Yesterday, former CNN anchor Lou Dobbs appeared on Univision’s Al Punto with Jorge Ramos. Throughout the interview, Dobbs struggled to present himself as a moderate and rational voice in politics with an immigration position that has been unwavering:
DOBBS: Jorge, you of all people know that I’ve never been anti-immigrant. As a matter of fact, I believe and have believed throughout in higher levels of immigration into this country if that’s what, as a matter of public policy, is needed in this country. I have been anti-illegal immigration throughout and remain so. But I’m also a man about building solutions rather than watching the radicalism of all factions create just the perpetuation of a problem. […]
RAMOS: I just want to find out, I mean, I just want to find out if your position on immigration —
DOBBS: — But if you have that kind of cynicism and skepticism Jorge, no answer I give you will satisfy you. I’m telling what I’m telling you, I mean what I say, I’m saying throughout what I’ve said for years: rational, effective humane immigration policy in this country, border security, and port security, and we have solved the problem.
However, Dobbs’ absurd and irrational coverage of the right-wing “birther” conspiracy theory suggests otherwise. Dobbs didn’t just join racist wingnuts in demanding President Obama present his birth certificate, he also went as far as to insinuate that Obama might be an undocumented immigrant on air.

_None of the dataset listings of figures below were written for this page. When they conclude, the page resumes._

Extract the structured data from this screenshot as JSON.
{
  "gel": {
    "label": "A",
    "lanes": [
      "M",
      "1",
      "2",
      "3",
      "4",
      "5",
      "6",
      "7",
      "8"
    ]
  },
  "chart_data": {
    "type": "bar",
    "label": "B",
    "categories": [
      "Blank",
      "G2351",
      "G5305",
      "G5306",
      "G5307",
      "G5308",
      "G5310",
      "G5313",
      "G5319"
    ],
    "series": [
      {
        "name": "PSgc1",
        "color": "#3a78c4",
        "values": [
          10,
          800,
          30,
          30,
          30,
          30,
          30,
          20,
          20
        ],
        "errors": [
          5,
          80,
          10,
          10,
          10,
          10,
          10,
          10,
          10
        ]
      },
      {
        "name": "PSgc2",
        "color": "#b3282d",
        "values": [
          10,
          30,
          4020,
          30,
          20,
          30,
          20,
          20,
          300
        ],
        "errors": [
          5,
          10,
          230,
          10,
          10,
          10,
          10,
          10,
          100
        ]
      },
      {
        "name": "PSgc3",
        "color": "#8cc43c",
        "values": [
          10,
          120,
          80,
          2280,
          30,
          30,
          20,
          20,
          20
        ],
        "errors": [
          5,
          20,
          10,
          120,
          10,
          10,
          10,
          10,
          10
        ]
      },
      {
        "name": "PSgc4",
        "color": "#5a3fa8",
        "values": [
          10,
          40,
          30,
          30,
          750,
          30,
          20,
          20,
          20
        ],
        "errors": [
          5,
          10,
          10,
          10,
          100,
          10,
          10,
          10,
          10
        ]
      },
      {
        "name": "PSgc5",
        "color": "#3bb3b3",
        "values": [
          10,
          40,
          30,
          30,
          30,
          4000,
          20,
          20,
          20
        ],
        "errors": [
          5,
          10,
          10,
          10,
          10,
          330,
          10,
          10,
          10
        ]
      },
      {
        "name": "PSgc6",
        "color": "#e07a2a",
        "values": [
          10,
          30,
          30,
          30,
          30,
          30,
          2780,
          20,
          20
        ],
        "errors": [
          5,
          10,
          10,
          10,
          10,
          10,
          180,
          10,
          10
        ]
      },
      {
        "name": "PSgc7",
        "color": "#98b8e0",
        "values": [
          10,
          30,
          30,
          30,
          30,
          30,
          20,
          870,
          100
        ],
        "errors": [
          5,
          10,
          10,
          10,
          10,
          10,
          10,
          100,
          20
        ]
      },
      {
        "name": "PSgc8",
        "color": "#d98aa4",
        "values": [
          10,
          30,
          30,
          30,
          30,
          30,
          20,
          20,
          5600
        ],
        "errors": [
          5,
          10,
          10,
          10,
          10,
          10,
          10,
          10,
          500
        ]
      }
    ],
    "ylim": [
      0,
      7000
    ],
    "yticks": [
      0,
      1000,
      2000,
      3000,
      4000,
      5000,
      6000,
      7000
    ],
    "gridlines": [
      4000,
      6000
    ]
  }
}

And while Dobbs may now be a “man of solutions” when it comes to immigration reform, he repeatedly bashed the Comprehensive Immigration Reform Act of 2007 as an “amnesty bill” and falsely reported that “illegal alien gang members are eligible for amnesty,” despite the fact an amendment to the bill specifically stated that any current or former gang members would be deported. The 2007 bill which Dobbs bashed also would’ve adjusted the status of undocumented immigrants without a criminal record who registered with the government, paid a fine and back taxes, had established five years of residency, and proved they had been employed for three years — much like the path to legalization that Dobbs now advocates.
Many have speculated that Dobbs left CNN in part because his support of the “birther” movement incited conflict between himself and CNN’s leadership. However, Lou Dobbs has resorted to accusing Think Progress of conspiring with the White House to carry out “insidious and sordid attacks” simply because he’s “the leading independent voice.” After leaving CNN, he also blamed the “far left” for characterizing him as an “enemy of Latinos.”